The contribution of each process parameter was quantitatively assessed through the ANOVA results of the MPRI, with detailed statistical results presented in
Table 15. It was known that operating pressure
P emerged as the dominant factor, accounting for 68.03% of the total variation, followed by abrasive feed rate
ṁa at 19.15% and abrasive particle size
md at 11.14%. Through the final optimization using the DEAR method, the optimal AWJM process parameters were determined to be an abrasive particle size
md of 120 #, an operating pressure
P of 400 MPa, and an abrasive feed rate
ṁa of 870 g/min. It was noteworthy that this optimal parameter combination was not included in the original L16 orthogonal array experimental design (
Table 5). This discrepancy arises from the inherent limitations of the Taguchi orthogonal design, which considers only a fraction 3
4 = 81 of the full factorial experimental space.

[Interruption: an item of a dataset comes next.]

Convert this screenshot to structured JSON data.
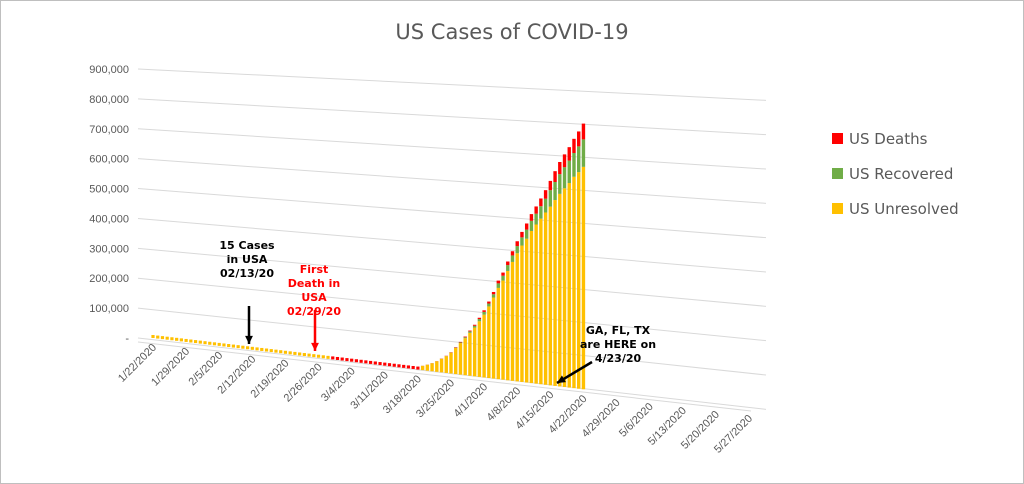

Under the validated working conditions with optimal parameter settings with an abrasive particle size md of 120 #, operating pressure P of 400 MPa, and abrasive feed flow ṁa of 870 g/min, the AWJM process demonstrated superior machining performances: material removal rate MRR of 0.3297 g/s, notch depth wh of 8.40 mm, and nozzle wear rate E of 1.3443 × 10−3. These experimental results confirm the effectiveness of the optimized parameter combination in achieving enhanced machining performance.
4. Conclusions
This study provides an investigation into the optimization of abrasive water jet machining for No.45 steel, integrating experimental analysis, computational modeling, and multi-objective optimization using the Decision Engineering Analysis and Resolution (DEAR) method. The investigation focused on three machining performance—material removal rate MRR, notch depth wh, and nozzle wear rate E—in relation to three key process parameters: abrasive particle size md, operating pressure P, and abrasive feed rate ṁa. The following conclusions were drawn:
- (1)
Through parametric influence analysis, it was known that operating pressure emerged as the most influential parameter in the machining of No. 45 steel, accounting for 68.03% of the total variation in machining performance. This finding provides critical insights into the dominant role of kinetic energy transfer in material removal;
- (2)
According to the results of single-factor parameter analysis, the maximization of material removal rate and notch depth was predominantly controlled by operating pressure. The minimization of nozzle wear rate was predominantly controlled by abrasive feed rate. This finding contributes to the fundamental understanding of energy-material interactions in AWJM;
- (3)
By range analysis method, the optimal solution for material removal rate and notch depth was an abrasive particle size of 80 #, an operating pressure of 400 MPa, and an abrasive feed rate of 840 g/min. The optimal solution for nozzle wear rate was an abrasive particle size of 80 #, an operating pressure of 400 MPa, and an abrasive feed rate of 260 g/min;
- (4)
By using the DEAR method, the optimal parameter solution was obtained when the abrasive particle size is 120 #, the operating pressure is 400 MPa, and the abrasive feed rate is 870 g/min. Experimental validation confirmed the above machining performances: material removal rate of 0.3297 g/s, notch depth of 8.40 mm, and nozzle wear rate of 1.3443 × 10−3;
- (5)
Using the optimal solution provided by the DEAR method, the AWJM process provides a higher material removal rate and a larger incision depth, while reducing the nozzle wall wear rate under the same working conditions, making the process parameters more suitable for the machining of 45 # steel.
By addressing the limitations of conventional approaches and providing a systematic framework for multi-objective optimization, this research contributes to both the scientific understanding and practical application of AWJM technologies. More parameters will be studied in the future, including the feed speed of abrasive water jet nozzles and the standoff distance.